RUC as a congestion management tool on the other hand is different. It is a consumption discussion where prices are used to limit such consumption and a very different policy result. The way we set these prices is (compared to funding RUC) not well understood in terms of underlying costs, even by policy makers and academia, and in some of the cordon pricing schemes in other jurisdictions overseas, is somewhat arbitrary and the funding is not linked to congestion reduction activities.  It is hard for consumers to understand why these are the way they are and therefore hard for them to accept making payments for something that was previously free. 

But more importantly, without that understandable basis for charging they may see it as an affront to their current day to day behaviour.  Ideologically, from a liberal/libertarian view, the car can be seen as an extension of the individual.  Limiting the use of the car through a congestion RUC measure may be seen (either explicitly or more likely implicitly) to be a limitation on the individual.  And so any discussion in this area will encounter resistance, especially from governments that are liberal/libertarian minded, or a population that is used to having fundamental freedoms, such as that has been promoted through the car since the 1930s and that has in many ways formed such a fundamental part of the development of Australian communities since then.  And the implementation of a cordon charge, which clearly swathes of the public will see through the lens of the wealthy and not wealthy, will attract particular attention given the perception that the wealthy will be able to afford to drive.  The not wealthy (which many Australians – rightly or wrongly – see themselves as) will have to use the ‘lesser’ public transport options which may cost them more when the time cost of public transport is taken into account [1].  And some people might see the cordon charge as being a thing that makes the drive for the wealthy people easier, whist the rest of us are lumped on overcrowded public transport.  Probably thinking of these things, political leadership simply won’t even entertain the idea of these charges, and immediately shut down debate before it can begin.

Clearly, for each of the problems (funding and congestion), a specific RUC mechanism will need to be designed for each of these situations to achieve a first best solution.  Across both, GPS devices in vehicles to monitor specific routes and a system will levy the appropriate charge based on the road used.  As above, a funding RUC will likely set a price on road use per kilometre (by type of vehicle) across the whole network, whereas a congestion RUC will involve a separate charge (somehow) for the use of particularly overused parts of the network.  However, whilst the congestion RUC won’t recover total road network costs, the funding RUC will no doubt help manage congestion, to some degree, given it will put a price on road usage that is currently not explicitly priced, and lead to different choices by drivers.  Studies in the Netherlands have suggested that in their case, just doing this will reduce road use by something similar to the reduction in use that Sydney sees when it is school holidays, which we all know is a noticeable amount.  Imagine paying for the roads we use on a user pays basis, and having lower traffic all year round?  And once the technology and process is in place, congestion charging will be a minor step change to implement, once we see where it is needed and how to charge for it.

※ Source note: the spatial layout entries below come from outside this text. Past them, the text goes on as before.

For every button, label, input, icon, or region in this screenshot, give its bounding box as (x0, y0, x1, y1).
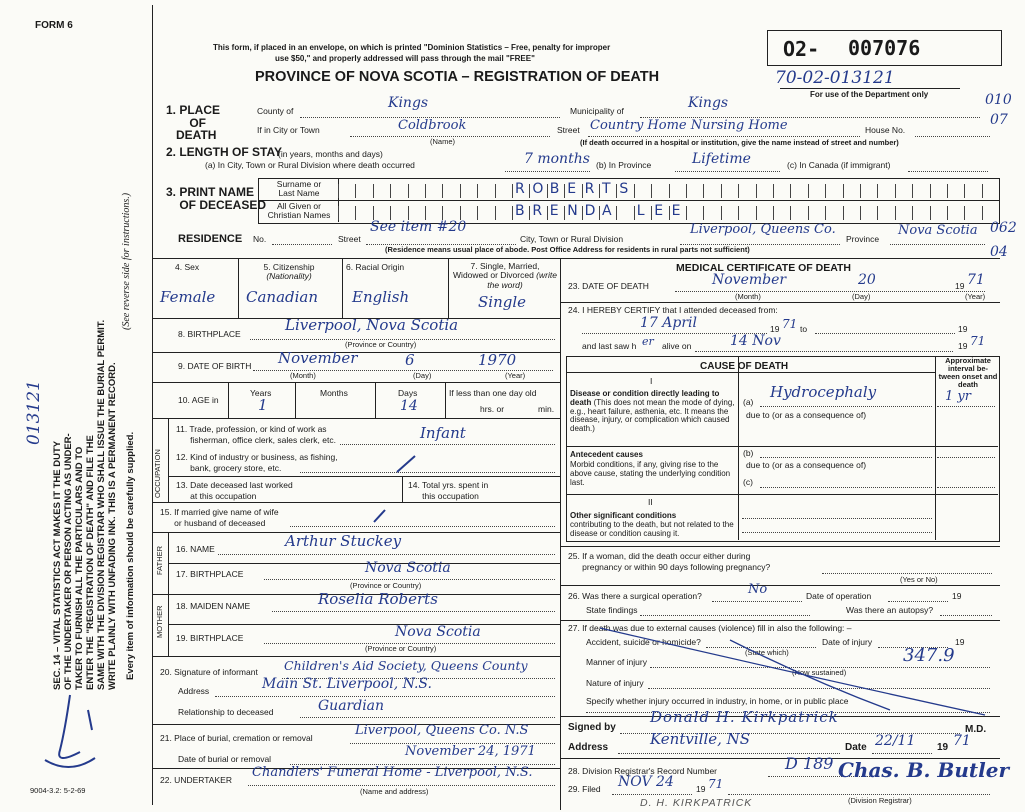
place-label: 1. PLACE OF DEATH (166, 103, 221, 143)
occupation-side-label: OCCUPATION (153, 449, 162, 498)
name-letter-cell (982, 184, 983, 198)
name-letter-cell (912, 206, 913, 220)
undertaker-caption: (Name and address) (360, 787, 429, 796)
cause-a-value: Hydrocephaly (770, 383, 877, 401)
from-year: 19 (770, 324, 780, 334)
alive-year-suffix: 71 (970, 334, 986, 348)
surname-label: Surname or Last Name (276, 179, 322, 199)
record-number-value: D 189 (785, 754, 834, 773)
alive-on-label: alive on (662, 341, 692, 351)
name-letter: N (567, 203, 578, 219)
name-letter: E (567, 181, 577, 197)
name-letter: B (549, 181, 560, 197)
name-letter-cell (895, 206, 896, 220)
dob-label: 9. DATE OF BIRTH (178, 361, 252, 371)
statute-line-6: WRITE PLAINLY WITH UNFADING INK. THIS IS A PERMANENT RECORD. (107, 362, 118, 690)
father-side-label: FATHER (155, 545, 164, 575)
name-letter-cell (947, 206, 948, 220)
name-letter-cell (616, 206, 617, 220)
father-birthplace-caption: (Province or Country) (350, 581, 422, 590)
father-name-label: 16. NAME (176, 544, 215, 554)
dob-year: 1970 (478, 351, 517, 369)
name-letter-cell (512, 184, 513, 198)
stay-b-label: (b) In Province (596, 160, 652, 170)
md-label: M.D. (965, 724, 987, 735)
name-letter-cell (756, 184, 757, 198)
reverse-instructions: (See reverse side for instructions.) (121, 192, 132, 330)
name-letter-cell (582, 184, 583, 198)
city-label: If in City or Town (257, 125, 320, 135)
direct-label: Disease or condition directly leading to death (This does not mean the mode of dying, e.g., heart failure, asthenia, etc. It means the disease, injury, or complication which caused death.) (570, 389, 735, 434)
stay-a-label: (a) In City, Town or Rural Division where death occurred (205, 160, 415, 170)
statute-line-5: SAME WITH THE DIVISION REGISTRAR WHO SHALL ISSUE THE BURIAL PERMIT. (96, 319, 107, 690)
sign-date-label: Date (845, 742, 867, 753)
name-letter-cell (547, 184, 548, 198)
name-letter-cell (686, 184, 687, 198)
burial-date-label: Date of burial or removal (178, 754, 272, 764)
antecedent-note: Morbid conditions, if any, giving rise to the above cause, stating the underlying condition last. (570, 460, 731, 487)
informant-address-value: Main St. Liverpool, N.S. (262, 676, 432, 692)
name-letter-cell (338, 206, 339, 220)
undertaker-label: 22. UNDERTAKER (160, 775, 232, 785)
death-year-caption: (Year) (965, 292, 986, 301)
statute-line-4: ENTER THE "REGISTRATION OF DEATH" AND FILE THE (85, 435, 96, 690)
name-letter-cell (860, 206, 861, 220)
code-04: 04 (990, 244, 1008, 260)
street-value: Country Home Nursing Home (590, 118, 788, 133)
residence-city-label: City, Town or Rural Division (520, 234, 624, 244)
name-letter-cell (947, 184, 948, 198)
name-letter: O (532, 181, 544, 197)
city-name-caption: (Name) (430, 137, 456, 146)
min-label: min. (538, 404, 555, 414)
name-letter-cell (877, 206, 878, 220)
dob-year-caption: (Year) (505, 371, 526, 380)
months-label: Months (320, 388, 348, 398)
dob-month: November (278, 349, 358, 367)
name-letter-cell (964, 184, 965, 198)
surgical-value: No (748, 582, 768, 597)
statute-line-2: OF THE UNDERTAKER OR PERSON ACTING AS UNDER- (63, 433, 74, 690)
burial-place-label: 21. Place of burial, cremation or removal (160, 733, 313, 743)
age-label: 10. AGE in (178, 395, 219, 405)
father-name-value: Arthur Stuckey (285, 532, 402, 550)
name-letter-cell (651, 206, 652, 220)
op-year: 19 (952, 591, 962, 601)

As researchers we do have a responsibility to identify the first best solution to problems we encounter, however as policy discussants we also must look at how second-best solutions might be the more achievable compromise that delivers on more outcomes than a non-implementable first best solution might.


[1] Assuming that public transport is held constant.  Improvements in public transport, implemented either in conjunction with cordon charging or subsequently as a result of new market signals provided through changed transport consumption patterns, may reduce this time cost to users.  This may be achievable if congestion RUC is hypothecated to congestion reduction (a topic for another day).